Rivers is still practising at a hospital in London, but much of the action takes place on the Western front, where Billy Prior has returned, in spite of his poor physical and mental health, and where his self awareness – aroused through his consultations with Rivers - is illuminating and despairing. He is joined by keen young greenhorns, and by Wilfred Owen, whose death, very shortly before the armistice is one of the fading notes of the trilogy. Rivers himself has a succession of difficult and unhappy patients, riven by shell shock and deeper neuroses, and always finds a way to assert their and his humanity in a way which sheds a little light, even a little humour, into the darkest corners of their selves.
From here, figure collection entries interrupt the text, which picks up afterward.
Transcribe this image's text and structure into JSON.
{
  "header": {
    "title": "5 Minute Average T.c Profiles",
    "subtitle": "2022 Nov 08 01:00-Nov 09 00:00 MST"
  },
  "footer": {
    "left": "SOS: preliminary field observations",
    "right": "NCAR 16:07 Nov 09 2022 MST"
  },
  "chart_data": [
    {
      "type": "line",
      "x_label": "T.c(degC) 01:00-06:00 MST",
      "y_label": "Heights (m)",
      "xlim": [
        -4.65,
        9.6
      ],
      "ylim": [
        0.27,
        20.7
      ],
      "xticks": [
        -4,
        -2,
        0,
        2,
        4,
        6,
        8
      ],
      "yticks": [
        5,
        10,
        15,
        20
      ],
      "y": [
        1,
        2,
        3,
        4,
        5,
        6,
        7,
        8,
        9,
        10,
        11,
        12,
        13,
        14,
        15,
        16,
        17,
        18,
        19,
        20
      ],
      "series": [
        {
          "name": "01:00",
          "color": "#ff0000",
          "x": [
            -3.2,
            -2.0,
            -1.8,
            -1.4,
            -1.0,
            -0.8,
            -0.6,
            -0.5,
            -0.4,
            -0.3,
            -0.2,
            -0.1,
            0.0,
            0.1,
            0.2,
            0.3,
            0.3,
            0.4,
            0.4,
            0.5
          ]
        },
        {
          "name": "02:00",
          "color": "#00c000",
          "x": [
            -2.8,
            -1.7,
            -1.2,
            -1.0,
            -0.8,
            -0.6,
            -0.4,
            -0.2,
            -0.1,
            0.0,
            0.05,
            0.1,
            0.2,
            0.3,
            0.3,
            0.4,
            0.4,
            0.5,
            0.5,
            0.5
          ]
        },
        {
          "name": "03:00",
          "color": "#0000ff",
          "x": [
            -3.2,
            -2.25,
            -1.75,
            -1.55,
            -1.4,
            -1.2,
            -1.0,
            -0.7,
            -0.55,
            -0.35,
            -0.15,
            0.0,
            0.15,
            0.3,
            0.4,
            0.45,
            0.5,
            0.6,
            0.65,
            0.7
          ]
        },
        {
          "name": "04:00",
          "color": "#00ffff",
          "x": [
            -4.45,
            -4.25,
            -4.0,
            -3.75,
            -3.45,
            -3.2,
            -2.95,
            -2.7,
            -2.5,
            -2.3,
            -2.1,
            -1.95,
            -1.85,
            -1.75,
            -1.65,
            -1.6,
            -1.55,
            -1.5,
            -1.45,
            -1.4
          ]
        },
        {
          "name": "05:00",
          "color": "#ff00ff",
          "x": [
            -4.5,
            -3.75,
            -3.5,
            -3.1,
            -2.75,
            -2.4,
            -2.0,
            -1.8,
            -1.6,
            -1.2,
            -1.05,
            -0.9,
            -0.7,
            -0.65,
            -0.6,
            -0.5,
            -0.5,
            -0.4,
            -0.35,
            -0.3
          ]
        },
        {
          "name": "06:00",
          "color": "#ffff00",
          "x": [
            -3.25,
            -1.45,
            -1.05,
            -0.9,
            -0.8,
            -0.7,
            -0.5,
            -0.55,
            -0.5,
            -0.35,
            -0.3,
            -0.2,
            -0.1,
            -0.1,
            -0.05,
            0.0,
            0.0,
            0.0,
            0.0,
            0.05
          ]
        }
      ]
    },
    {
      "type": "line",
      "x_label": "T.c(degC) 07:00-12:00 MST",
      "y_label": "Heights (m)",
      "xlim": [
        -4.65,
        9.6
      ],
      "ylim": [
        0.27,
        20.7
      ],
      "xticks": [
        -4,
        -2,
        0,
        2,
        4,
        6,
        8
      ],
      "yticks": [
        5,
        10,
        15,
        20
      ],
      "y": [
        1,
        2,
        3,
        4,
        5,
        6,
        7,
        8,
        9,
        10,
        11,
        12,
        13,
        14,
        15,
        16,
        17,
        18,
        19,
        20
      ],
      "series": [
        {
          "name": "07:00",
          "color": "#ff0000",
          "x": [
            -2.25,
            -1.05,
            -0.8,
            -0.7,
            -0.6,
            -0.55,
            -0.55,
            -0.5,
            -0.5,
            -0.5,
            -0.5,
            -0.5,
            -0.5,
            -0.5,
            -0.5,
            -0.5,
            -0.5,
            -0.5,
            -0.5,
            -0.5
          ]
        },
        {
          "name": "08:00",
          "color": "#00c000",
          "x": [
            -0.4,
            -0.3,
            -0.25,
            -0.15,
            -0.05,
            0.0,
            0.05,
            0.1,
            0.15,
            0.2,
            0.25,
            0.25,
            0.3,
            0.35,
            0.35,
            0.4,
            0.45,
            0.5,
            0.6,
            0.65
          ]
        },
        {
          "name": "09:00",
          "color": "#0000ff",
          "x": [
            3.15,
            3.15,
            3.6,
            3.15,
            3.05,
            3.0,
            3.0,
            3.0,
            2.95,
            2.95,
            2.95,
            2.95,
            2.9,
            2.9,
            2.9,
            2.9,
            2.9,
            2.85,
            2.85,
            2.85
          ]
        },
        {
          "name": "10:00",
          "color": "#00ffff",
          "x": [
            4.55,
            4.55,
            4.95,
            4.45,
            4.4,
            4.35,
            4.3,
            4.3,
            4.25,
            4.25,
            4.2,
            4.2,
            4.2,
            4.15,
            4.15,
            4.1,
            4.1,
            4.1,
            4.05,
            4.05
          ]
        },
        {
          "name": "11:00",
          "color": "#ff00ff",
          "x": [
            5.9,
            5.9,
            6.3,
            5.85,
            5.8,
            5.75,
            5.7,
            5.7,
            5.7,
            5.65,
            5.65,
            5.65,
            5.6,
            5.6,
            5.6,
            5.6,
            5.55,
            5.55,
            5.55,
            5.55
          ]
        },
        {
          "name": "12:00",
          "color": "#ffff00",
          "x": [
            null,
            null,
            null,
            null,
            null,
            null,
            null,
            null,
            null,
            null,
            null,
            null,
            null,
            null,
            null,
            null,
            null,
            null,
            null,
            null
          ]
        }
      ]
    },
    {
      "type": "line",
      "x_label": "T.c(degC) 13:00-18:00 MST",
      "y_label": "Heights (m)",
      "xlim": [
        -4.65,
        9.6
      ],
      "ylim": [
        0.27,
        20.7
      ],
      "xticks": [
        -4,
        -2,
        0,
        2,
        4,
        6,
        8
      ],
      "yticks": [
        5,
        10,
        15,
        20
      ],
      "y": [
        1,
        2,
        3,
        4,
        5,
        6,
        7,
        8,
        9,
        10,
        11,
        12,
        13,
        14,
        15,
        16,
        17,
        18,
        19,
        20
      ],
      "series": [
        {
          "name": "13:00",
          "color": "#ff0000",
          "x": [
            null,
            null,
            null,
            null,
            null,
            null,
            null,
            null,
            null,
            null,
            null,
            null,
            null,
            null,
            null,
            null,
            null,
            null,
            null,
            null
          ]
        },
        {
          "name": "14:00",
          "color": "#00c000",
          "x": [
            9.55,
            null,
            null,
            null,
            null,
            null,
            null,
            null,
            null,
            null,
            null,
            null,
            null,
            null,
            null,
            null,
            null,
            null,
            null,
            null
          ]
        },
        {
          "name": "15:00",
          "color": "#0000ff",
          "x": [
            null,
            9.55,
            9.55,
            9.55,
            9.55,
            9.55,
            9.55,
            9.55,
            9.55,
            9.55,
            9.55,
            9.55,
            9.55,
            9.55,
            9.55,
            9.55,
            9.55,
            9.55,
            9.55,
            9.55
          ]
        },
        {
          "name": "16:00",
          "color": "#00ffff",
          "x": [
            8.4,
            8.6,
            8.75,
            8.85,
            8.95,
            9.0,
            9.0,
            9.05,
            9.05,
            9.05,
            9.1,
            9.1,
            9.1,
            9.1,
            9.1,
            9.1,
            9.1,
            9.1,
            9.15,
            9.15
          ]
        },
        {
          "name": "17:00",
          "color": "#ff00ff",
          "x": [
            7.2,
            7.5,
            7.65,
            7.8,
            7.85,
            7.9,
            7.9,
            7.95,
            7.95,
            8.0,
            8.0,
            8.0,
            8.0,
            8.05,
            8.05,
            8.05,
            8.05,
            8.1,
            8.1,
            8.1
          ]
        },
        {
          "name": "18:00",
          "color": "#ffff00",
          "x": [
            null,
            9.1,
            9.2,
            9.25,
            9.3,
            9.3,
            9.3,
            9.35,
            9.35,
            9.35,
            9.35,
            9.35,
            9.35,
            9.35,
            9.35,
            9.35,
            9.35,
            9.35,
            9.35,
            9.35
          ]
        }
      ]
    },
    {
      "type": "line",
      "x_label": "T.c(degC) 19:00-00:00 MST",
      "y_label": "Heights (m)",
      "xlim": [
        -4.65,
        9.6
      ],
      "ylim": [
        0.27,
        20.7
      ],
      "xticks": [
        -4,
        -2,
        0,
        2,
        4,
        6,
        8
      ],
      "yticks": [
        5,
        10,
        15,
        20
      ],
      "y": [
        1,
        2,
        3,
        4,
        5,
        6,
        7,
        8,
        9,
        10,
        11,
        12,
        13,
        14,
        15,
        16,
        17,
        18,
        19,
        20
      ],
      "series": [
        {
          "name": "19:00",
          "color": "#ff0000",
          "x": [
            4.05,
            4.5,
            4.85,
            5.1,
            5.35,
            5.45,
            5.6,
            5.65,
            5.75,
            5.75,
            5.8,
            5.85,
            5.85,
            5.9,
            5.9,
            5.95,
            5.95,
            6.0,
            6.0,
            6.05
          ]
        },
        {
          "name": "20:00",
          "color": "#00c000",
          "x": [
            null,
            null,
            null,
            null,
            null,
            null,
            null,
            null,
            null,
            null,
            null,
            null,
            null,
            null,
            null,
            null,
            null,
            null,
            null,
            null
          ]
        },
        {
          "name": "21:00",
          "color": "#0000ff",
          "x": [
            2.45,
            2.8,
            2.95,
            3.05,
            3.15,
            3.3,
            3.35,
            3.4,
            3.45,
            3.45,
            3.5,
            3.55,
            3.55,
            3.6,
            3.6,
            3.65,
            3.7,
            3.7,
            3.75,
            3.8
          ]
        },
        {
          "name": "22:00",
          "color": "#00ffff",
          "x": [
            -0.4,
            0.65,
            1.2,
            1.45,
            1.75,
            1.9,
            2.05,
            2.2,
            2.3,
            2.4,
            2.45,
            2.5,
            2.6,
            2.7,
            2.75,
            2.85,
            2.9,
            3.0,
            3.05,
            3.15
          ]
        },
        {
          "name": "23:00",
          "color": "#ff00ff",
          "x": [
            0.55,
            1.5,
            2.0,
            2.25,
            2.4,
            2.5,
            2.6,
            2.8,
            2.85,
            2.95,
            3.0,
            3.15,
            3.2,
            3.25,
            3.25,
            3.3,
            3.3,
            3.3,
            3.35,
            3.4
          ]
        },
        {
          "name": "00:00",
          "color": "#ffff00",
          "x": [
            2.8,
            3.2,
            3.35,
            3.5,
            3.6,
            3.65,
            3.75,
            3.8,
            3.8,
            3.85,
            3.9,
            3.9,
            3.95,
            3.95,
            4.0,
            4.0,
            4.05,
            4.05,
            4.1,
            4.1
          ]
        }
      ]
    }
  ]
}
But the astonishing part of this novel, and a new departure, is the extended reference, through flashbacks and dream like memory sequences, to Rivers’ ethnological explorations as a young man in the Pacific islands of Eddystone and Simba in the western Solomons, which gave me a strong and reverberant connection to my own trip to Vanuatu last year, and my reading of the books of Tom Harrisson. These islands, and Rivers' interest in the dangerous, the tabu, and the sacrificial, form a powerful of echo of both the physical events in the mire of France, but also to the shadowy but resilient forces in his patients’ minds – and in all our minds, too. Here, Rivers is led into understanding by the witch doctor Njiru, just as he leads others into understanding in his clinic years later. For example, he is privy to the death of the chief Ngea, the temporary immural of his wife, the way the society reclaims her - though without the traditional capture of a skull, now outlawed by the British - and the placing of the Ngea's skull in the newly built skull house. Finally, he and Njiru together hold the skull of Homu, the greatest of the skull hunters, "the most precious object in the world". He learns how a man's fears and beliefs position him in the world, often in a way the world and he find uncomfortable, dangerous, miserable but how they can also do the opposite.
Rivers is an astonishing character, but not at all an unbelievable one, and his strength of mind and his insight is seen in the smallest ways as well as the largest. For example, he cures a military officer of hysterical paralysis through an extraordinary ritual of drawing on his legs, moving the ‘tidemark’ each day, forcing the paralysis to retreat then abandon the leg altogether, in spite of the patients extreme scepticism. “I suppose I’m meant to be grateful”. “No”. In that “no” is all his understanding, all his humanity, all his generosity. In France, his patient Prior follows his own reactions, both mental and physical (he has stress induced asthma), and concludes, in a letter to Rivers, that:
My nerves are in perfect working order. By which I mean that in my present situation the only sane thing to do is to run away, and I will not do it. Test Passed?
I was not convinced by all of these three novels, particularly The Eye in the Door, and I found the gluttonous and wanton sexuality of some of the characters a messy and distasteful distraction from the real story. But they are all worth reading, this one most of all, for Rivers alone.